Well maybe not an official leak of the whole document that we can point you to however some good paraphrasing has come about… Previously we’ve briefly touched on this idea of the president using an Executive Order (EO) to implement some of his provisions after the failed legislation earlier this year. Since then this option looks more and more like the course of action the president will take. Overall, we find this EO idea fascinating as it’s the first one most of us will probably live through … at least in our field as responsible adults. It’s sort of like the first impeachment some of us had to endure during the Clinton presidency.

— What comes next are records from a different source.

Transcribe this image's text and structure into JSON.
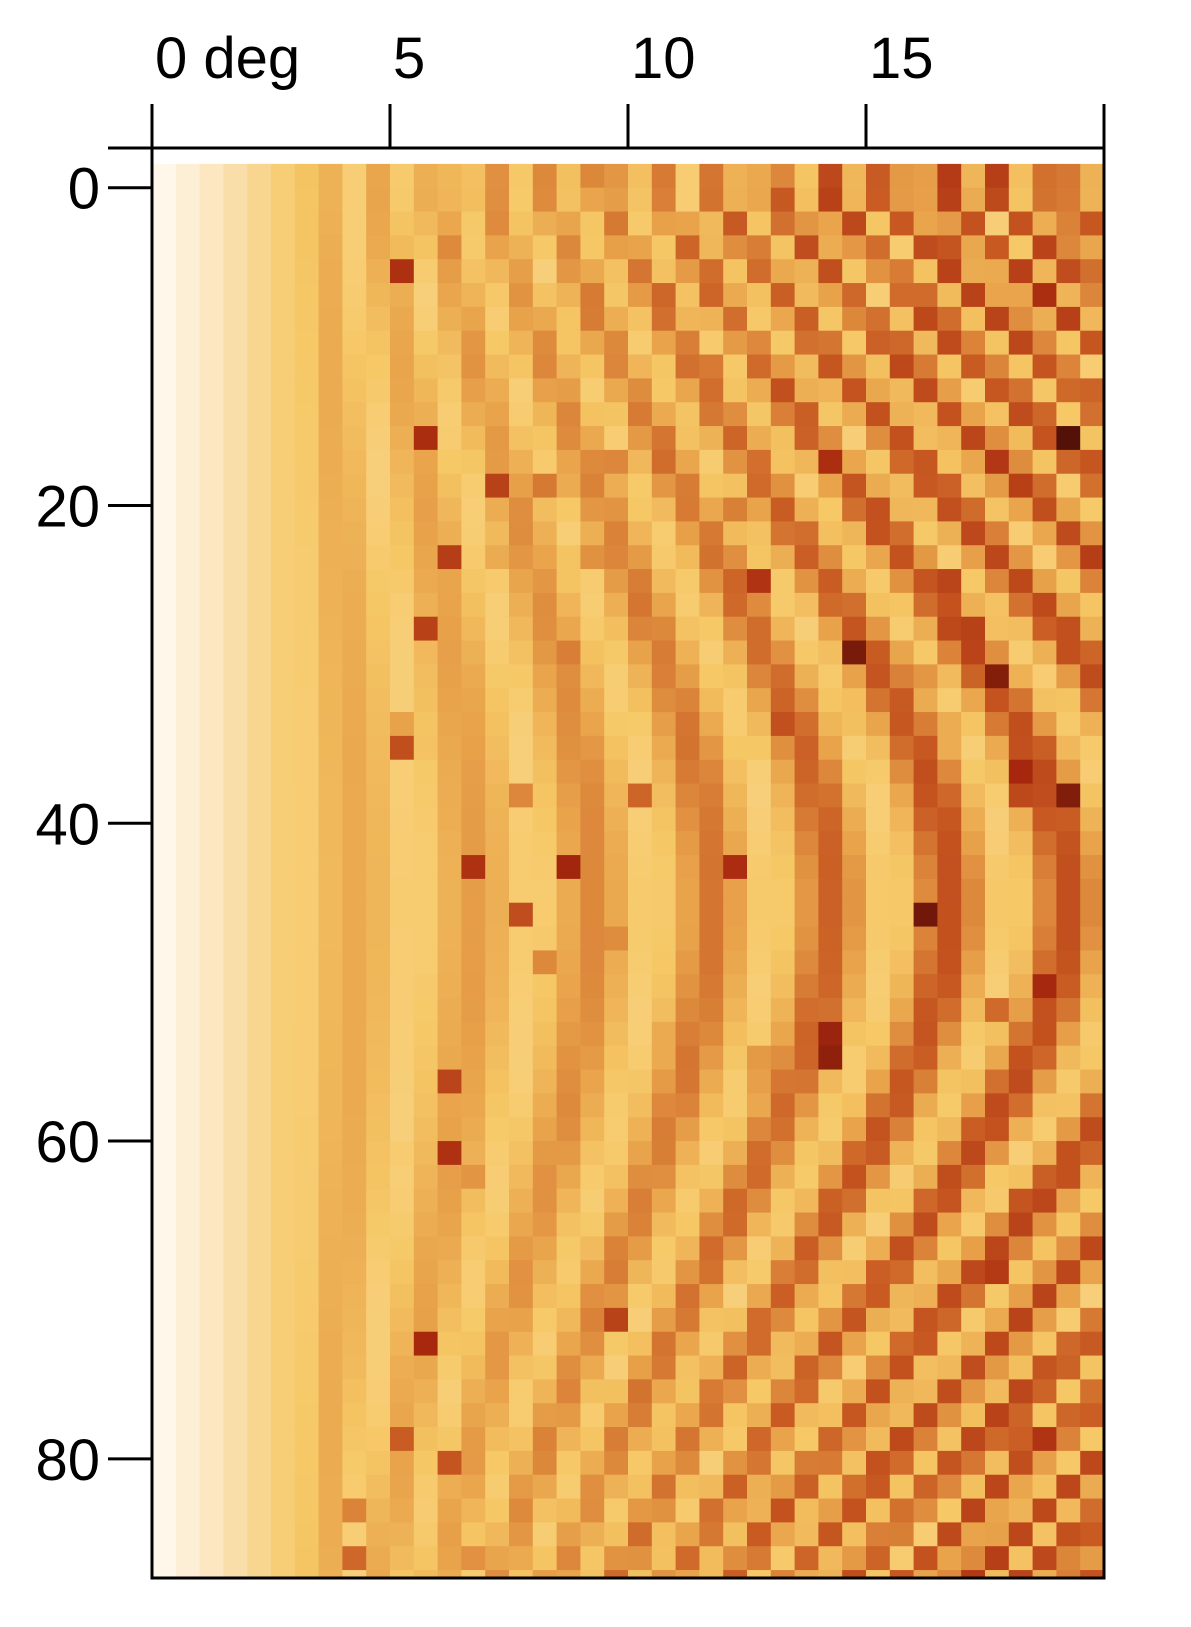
{
  "chart_data": {
    "type": "heatmap",
    "title": "",
    "x_axis": {
      "position": "top",
      "ticks": [
        0,
        5,
        10,
        15,
        20
      ],
      "tick_labels": [
        "0 deg",
        "5",
        "10",
        "15",
        ""
      ],
      "range": [
        0,
        20
      ]
    },
    "y_axis": {
      "position": "left",
      "ticks": [
        0,
        20,
        40,
        60,
        80
      ],
      "tick_labels": [
        "0",
        "20",
        "40",
        "60",
        "80"
      ],
      "range": [
        -2.5,
        87.5
      ],
      "inverted": true
    },
    "grid": {
      "x_start": 0,
      "x_step": 0.5,
      "x_count": 40,
      "y_start": -1.5,
      "y_step": 1.5,
      "y_count": 60
    },
    "colorscale": [
      "#000000",
      "#5a1208",
      "#a8280e",
      "#c85a22",
      "#e8a24a",
      "#f6c866",
      "#fbe3b8",
      "#fffdf9"
    ],
    "legend": "none"
  }
}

Anyway, based on a report by Jason Miller on Fed News Radio, the Skating on Stilts blog has put together a nice point-by-point summary of the potential EO that may someday in the near future have an affect on how the government and other regulated industries do security. The draft EO comes in eight sections, which address everything from who would lead this effort to the controversial information sharing idea. Here’s a quick rundown of each section…
- Identify Lead: DHS will create and chair a council to coordinate the mission on securing our country’s critical infrastructure.
- Propose Responsibility: The council will propose which agencies will be responsible for each of the infrastructures.
- Identify Infrastructure Owners: Within 60 days the council will identify the critical infrastructure owners, who they’ll “ask” to participate in a cybersecurity framework.
- Develop Mitigation Framework: Within 90 days the council will develop a mitigation framework and within 180 days will put it out for public comment.
- Create Encouragement Program: The council will next create a program that encourages companies to take part in the cybersecurity framework (e.g., public disclosure of who’s in and who’s out).
- Suggest Other Incentives: Regarding the previous bullet point, other possible incentives for companies to take part will include, e.g., acquisition preferences and liability protections.
- Relate to FISMA: DHS will identify other agencies that have critical infrastructure and push them to comply.
- Encourage Information Sharing: Industry will be asked to voluntarily submit data on cyber threats and DHS will review this effort for privacy issues.